I first worked on a computer in 1962. It used soldered directly onto the circuit boards, with each board in a rack, like a giant chest of drawers. The whole thing was the size of a small house. With more than 7.000 valves soldered directly, replacement was a nightmare, not to mention the 40kW of heat the machine developed. It was decommissioned and scrapped after less than 3 years. Being owned by the UK government, one drawer was sent to the science department of every school in London and computer studies were added to the curriculum.
the first one that was mine that worked was an ohio scientific c1p, the second was a vic 20. the c1p was mem filled to 8k and expansion port hand wired to the osi back plane, left over from an attempt to build the osi 400 system. the vic 20 was mem expanded to i think it was 28 or so 'k' with an expander bus the could manually switch between rom mondules as well. drives were still too expensive for the osi, but for the vic-20 (the 'manrule' that came with it called it a vic-1001) there was a unihammer printer and later a pen plotter, and finally a 5inch disk i could afford. and i even had a modem, 300 baud, acoustical coupled. ma bell still wouldn't like you wire anything to their system, unless it was theirs for a big price. both came with basic in rom and nothing in the way of an actual opperating system. during the time i had the vic 20, i was also gifted with a coco-term which had its own modem. both used adopters to use a household tv as a monitor. clunky character graphics and monotone. local dial up boards and compuslurve. also dow. never got around to joining the well.

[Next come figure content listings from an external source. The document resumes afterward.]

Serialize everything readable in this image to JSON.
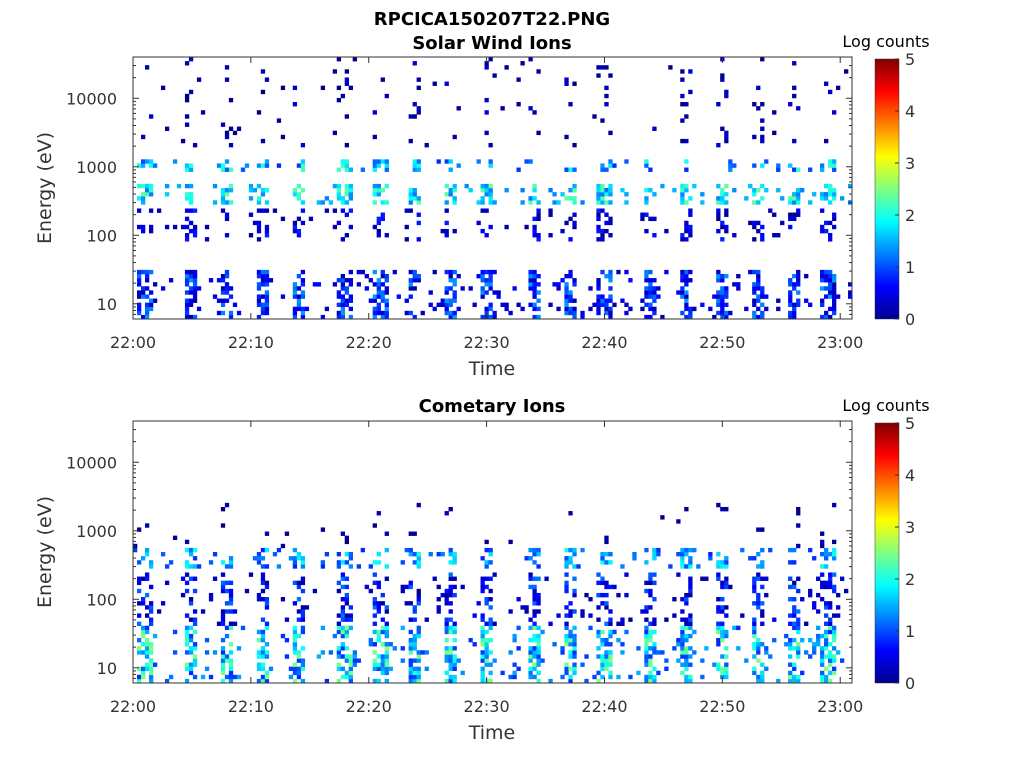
{
  "figure": {
    "title": "RPCICA150207T22.PNG"
  },
  "chart_data": [
    {
      "type": "heatmap",
      "title": "Solar Wind Ions",
      "xlabel": "Time",
      "ylabel": "Energy (eV)",
      "x_ticks": [
        "22:00",
        "22:10",
        "22:20",
        "22:30",
        "22:40",
        "22:50",
        "23:00"
      ],
      "xlim": [
        "22:00",
        "23:01"
      ],
      "y_scale": "log",
      "y_ticks": [
        "10",
        "100",
        "1000",
        "10000"
      ],
      "ylim": [
        6,
        40000
      ],
      "colorbar": {
        "label": "Log counts",
        "ticks": [
          "0",
          "1",
          "2",
          "3",
          "4",
          "5"
        ],
        "range": [
          0,
          5
        ],
        "colormap": "jet"
      },
      "grid": false,
      "description_bands": [
        {
          "energy_ev": [
            6,
            30
          ],
          "level": [
            0.2,
            1.4
          ],
          "coverage": 0.6
        },
        {
          "energy_ev": [
            80,
            250
          ],
          "level": [
            0.1,
            0.8
          ],
          "coverage": 0.3
        },
        {
          "energy_ev": [
            300,
            550
          ],
          "level": [
            1.2,
            2.4
          ],
          "coverage": 0.55
        },
        {
          "energy_ev": [
            900,
            1300
          ],
          "level": [
            0.8,
            2.2
          ],
          "coverage": 0.5
        },
        {
          "energy_ev": [
            2000,
            40000
          ],
          "level": [
            0.0,
            0.4
          ],
          "coverage": 0.08
        }
      ],
      "pulse_times": [
        "22:01",
        "22:05",
        "22:08",
        "22:11",
        "22:14",
        "22:18",
        "22:21",
        "22:24",
        "22:27",
        "22:30",
        "22:34",
        "22:37",
        "22:40",
        "22:44",
        "22:47",
        "22:50",
        "22:53",
        "22:56",
        "22:59"
      ]
    },
    {
      "type": "heatmap",
      "title": "Cometary Ions",
      "xlabel": "Time",
      "ylabel": "Energy (eV)",
      "x_ticks": [
        "22:00",
        "22:10",
        "22:20",
        "22:30",
        "22:40",
        "22:50",
        "23:00"
      ],
      "xlim": [
        "22:00",
        "23:01"
      ],
      "y_scale": "log",
      "y_ticks": [
        "10",
        "100",
        "1000",
        "10000"
      ],
      "ylim": [
        6,
        40000
      ],
      "colorbar": {
        "label": "Log counts",
        "ticks": [
          "0",
          "1",
          "2",
          "3",
          "4",
          "5"
        ],
        "range": [
          0,
          5
        ],
        "colormap": "jet"
      },
      "grid": false,
      "description_bands": [
        {
          "energy_ev": [
            6,
            40
          ],
          "level": [
            0.8,
            2.6
          ],
          "coverage": 0.6
        },
        {
          "energy_ev": [
            40,
            250
          ],
          "level": [
            0.1,
            1.2
          ],
          "coverage": 0.4
        },
        {
          "energy_ev": [
            300,
            550
          ],
          "level": [
            0.8,
            2.0
          ],
          "coverage": 0.4
        },
        {
          "energy_ev": [
            600,
            3000
          ],
          "level": [
            0.0,
            0.3
          ],
          "coverage": 0.05
        }
      ],
      "pulse_times": [
        "22:01",
        "22:05",
        "22:08",
        "22:11",
        "22:14",
        "22:18",
        "22:21",
        "22:24",
        "22:27",
        "22:30",
        "22:34",
        "22:37",
        "22:40",
        "22:44",
        "22:47",
        "22:50",
        "22:53",
        "22:56",
        "22:59"
      ]
    }
  ]
}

Mine was a used Kaypro laptop, one of the first laptops. The kaypro was also one of the first to use 3 1/2 inch floppies. I would first have to load programs from floppies into RAM for them to run each time. It had a docking station too! I even have a picture of me on a Caribbean beach (probably Anguilla) sitting on the sand, using it, in 1996. That pic is probably one of the first digital nomad pics ever!!! Of course we barely had the Web then, yet that was the start of Hippy.com and later Hip Forums which came out of that.

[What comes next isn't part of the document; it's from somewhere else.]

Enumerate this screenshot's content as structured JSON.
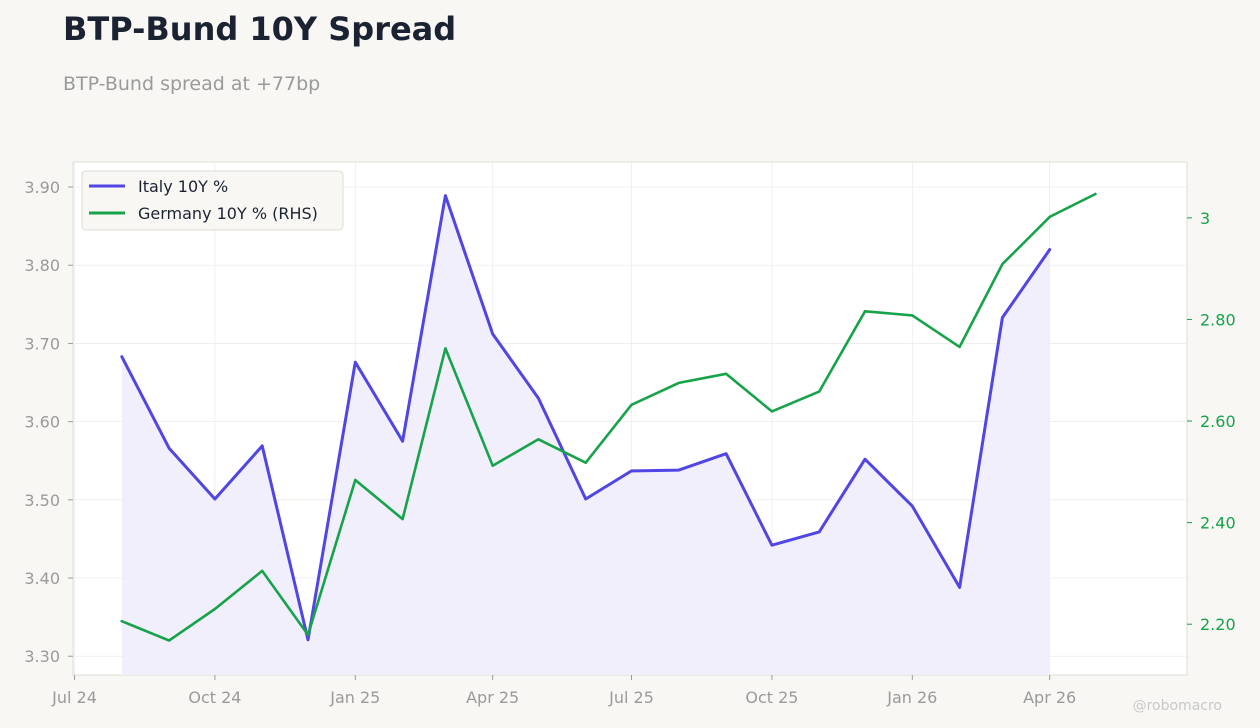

I had nothing to do with computers until 1995, when I was living with a woman twenty years older than me. She was much more interested in all kinds of stuff. Sounds silly but to stay with we picked up an old ZX Spectrum and a few games from a yard sale. Had fun with that for a while. Then moved on to a Commodore Amiga (500?) and finally met a nerdy guy locally who got us a Windows PC and internet access, back in the days of dialup !modems etc. Late starter but progressed fast, you could say..
Gateway 386-16 with a math co-processor. I had built a few for my department and had some available to me, but this was my first personal computer.